Because the truth is, it’s hard to keep your guard up when you’re sleep-deprived, jet-lagged, and brushing your teeth next to someone who is basically a stranger. It’s in the unguarded moments—the ones that happen in-between checkpoints and camera takes—that we start to see who someone is. I wanted readers to feel like they were third-wheeling on this adventure, watching Theo and Asher fall for each other, not in spite of the chaos, but because of it.
That’s why I gravitated toward settings that weren’t just visually exciting but emotionally revealing. Like the La Tomatina festival in Spain, amidst flying tomatoes and absolute mayhem, it’s how effortlessly Theo shines in the moment, laughing and entirely himself, that nudges Asher one step closer to accepting the truth of his feelings ... Or later, in Bali, when Theo pulls away once his feelings become too real during a high-stakes challenge set on a seaweed farm. The location is serene and still, but beneath the surface, everything is unraveling. Sometimes the biggest emotional eruptions happen in the quietest of places.

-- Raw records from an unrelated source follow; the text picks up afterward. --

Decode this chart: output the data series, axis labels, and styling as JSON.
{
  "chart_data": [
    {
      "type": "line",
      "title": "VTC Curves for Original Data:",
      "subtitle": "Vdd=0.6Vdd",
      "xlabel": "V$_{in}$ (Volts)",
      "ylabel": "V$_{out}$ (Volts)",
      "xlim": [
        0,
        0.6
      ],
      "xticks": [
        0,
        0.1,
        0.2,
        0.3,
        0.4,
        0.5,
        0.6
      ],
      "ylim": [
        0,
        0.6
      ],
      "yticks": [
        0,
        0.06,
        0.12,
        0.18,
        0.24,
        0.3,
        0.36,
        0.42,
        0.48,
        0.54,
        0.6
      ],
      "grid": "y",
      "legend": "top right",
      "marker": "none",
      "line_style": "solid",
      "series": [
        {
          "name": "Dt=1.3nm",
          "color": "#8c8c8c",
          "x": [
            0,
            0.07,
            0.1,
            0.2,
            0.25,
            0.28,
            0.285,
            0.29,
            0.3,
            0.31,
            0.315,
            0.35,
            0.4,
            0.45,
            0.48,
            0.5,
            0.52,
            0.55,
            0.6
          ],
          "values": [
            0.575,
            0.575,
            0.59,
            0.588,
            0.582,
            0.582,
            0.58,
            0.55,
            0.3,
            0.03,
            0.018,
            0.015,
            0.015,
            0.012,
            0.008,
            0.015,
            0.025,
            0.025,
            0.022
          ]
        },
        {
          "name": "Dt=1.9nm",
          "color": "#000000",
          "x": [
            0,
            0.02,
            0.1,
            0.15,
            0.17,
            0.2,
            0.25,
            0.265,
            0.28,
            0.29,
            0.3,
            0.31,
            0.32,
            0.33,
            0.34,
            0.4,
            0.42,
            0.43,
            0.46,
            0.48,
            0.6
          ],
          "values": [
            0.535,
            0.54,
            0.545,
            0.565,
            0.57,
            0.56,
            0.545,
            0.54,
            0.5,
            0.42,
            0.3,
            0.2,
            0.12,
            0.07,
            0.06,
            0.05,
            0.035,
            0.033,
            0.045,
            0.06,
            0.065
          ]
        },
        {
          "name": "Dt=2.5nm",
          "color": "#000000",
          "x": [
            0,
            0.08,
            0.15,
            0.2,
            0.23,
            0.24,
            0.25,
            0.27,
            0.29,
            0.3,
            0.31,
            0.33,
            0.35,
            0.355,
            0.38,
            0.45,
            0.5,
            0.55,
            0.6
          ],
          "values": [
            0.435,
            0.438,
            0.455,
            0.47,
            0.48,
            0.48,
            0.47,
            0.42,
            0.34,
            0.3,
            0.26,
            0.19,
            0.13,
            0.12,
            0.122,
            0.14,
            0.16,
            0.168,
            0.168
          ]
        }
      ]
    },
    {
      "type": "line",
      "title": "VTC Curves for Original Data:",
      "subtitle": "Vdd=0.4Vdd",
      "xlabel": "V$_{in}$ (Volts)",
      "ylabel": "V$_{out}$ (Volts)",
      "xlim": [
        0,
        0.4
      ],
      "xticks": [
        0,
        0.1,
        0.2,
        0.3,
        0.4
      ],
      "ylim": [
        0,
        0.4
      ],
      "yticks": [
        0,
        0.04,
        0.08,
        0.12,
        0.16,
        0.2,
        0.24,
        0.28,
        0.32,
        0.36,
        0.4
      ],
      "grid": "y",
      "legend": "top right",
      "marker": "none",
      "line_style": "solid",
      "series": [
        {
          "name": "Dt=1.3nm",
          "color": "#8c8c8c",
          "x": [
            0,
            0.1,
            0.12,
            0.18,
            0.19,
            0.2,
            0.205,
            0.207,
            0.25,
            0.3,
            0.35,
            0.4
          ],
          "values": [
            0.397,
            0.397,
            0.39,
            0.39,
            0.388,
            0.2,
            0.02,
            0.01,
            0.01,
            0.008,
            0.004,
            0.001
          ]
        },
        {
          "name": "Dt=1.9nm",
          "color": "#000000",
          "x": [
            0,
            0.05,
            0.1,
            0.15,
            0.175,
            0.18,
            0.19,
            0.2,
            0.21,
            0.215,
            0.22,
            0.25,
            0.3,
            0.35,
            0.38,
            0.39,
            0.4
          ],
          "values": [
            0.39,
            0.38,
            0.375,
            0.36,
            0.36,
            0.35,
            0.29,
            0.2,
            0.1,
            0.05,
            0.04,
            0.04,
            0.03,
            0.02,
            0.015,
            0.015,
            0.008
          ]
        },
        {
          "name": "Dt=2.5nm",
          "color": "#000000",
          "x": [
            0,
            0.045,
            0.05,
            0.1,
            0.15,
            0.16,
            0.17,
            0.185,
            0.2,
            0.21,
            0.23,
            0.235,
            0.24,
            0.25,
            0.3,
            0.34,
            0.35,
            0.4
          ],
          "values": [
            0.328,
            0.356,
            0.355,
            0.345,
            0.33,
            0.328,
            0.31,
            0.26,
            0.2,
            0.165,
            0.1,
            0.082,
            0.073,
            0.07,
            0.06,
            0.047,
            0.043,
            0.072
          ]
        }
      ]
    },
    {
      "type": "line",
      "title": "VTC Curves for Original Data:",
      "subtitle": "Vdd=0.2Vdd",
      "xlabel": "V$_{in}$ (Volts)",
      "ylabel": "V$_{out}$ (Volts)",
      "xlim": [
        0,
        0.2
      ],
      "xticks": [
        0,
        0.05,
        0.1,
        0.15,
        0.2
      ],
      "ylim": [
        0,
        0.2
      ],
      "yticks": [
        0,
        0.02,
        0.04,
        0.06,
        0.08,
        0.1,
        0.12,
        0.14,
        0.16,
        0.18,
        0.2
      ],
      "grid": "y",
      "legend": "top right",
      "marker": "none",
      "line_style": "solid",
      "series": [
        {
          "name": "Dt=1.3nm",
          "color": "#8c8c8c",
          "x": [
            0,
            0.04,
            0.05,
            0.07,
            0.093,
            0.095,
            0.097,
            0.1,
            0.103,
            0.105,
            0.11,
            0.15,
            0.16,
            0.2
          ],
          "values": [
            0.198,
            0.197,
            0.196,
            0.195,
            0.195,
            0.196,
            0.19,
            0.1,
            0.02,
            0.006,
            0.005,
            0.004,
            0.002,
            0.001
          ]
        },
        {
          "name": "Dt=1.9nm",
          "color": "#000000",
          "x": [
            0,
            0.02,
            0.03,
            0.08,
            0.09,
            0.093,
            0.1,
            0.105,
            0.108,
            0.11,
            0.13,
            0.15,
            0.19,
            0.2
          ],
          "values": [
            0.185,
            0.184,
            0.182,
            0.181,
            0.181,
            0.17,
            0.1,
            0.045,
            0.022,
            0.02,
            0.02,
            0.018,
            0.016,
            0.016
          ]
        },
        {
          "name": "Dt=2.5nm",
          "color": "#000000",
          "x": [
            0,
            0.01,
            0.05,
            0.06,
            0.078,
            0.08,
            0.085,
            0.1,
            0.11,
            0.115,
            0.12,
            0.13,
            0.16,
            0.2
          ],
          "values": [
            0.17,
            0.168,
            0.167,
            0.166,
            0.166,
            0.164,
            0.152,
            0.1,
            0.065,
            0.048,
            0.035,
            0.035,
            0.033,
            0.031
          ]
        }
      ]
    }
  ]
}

My fascination with this kind of closeness comes from my time as a photojournalist in the U.S. Air Force. I spent years stepping into the lives of service members, tasked with capturing moments that told a deeper story. It taught me how much setting can shape a person, how quickly your perspective shifts when you’re far from home, and how much more you see when you’re forced to slow down and observe. That lens—both literal and figurative—deeply shaped how I approached this love story. I wanted every location to matter. Every setting to nudge these characters closer to one another. Every city, hotel room, and airplane ride to hold a purpose beyond the page.
At its heart, Winging It with You is a story about two people discovering that maybe home isn’t a place. It’s a person. And to write that, I had to take them as far from home as possible.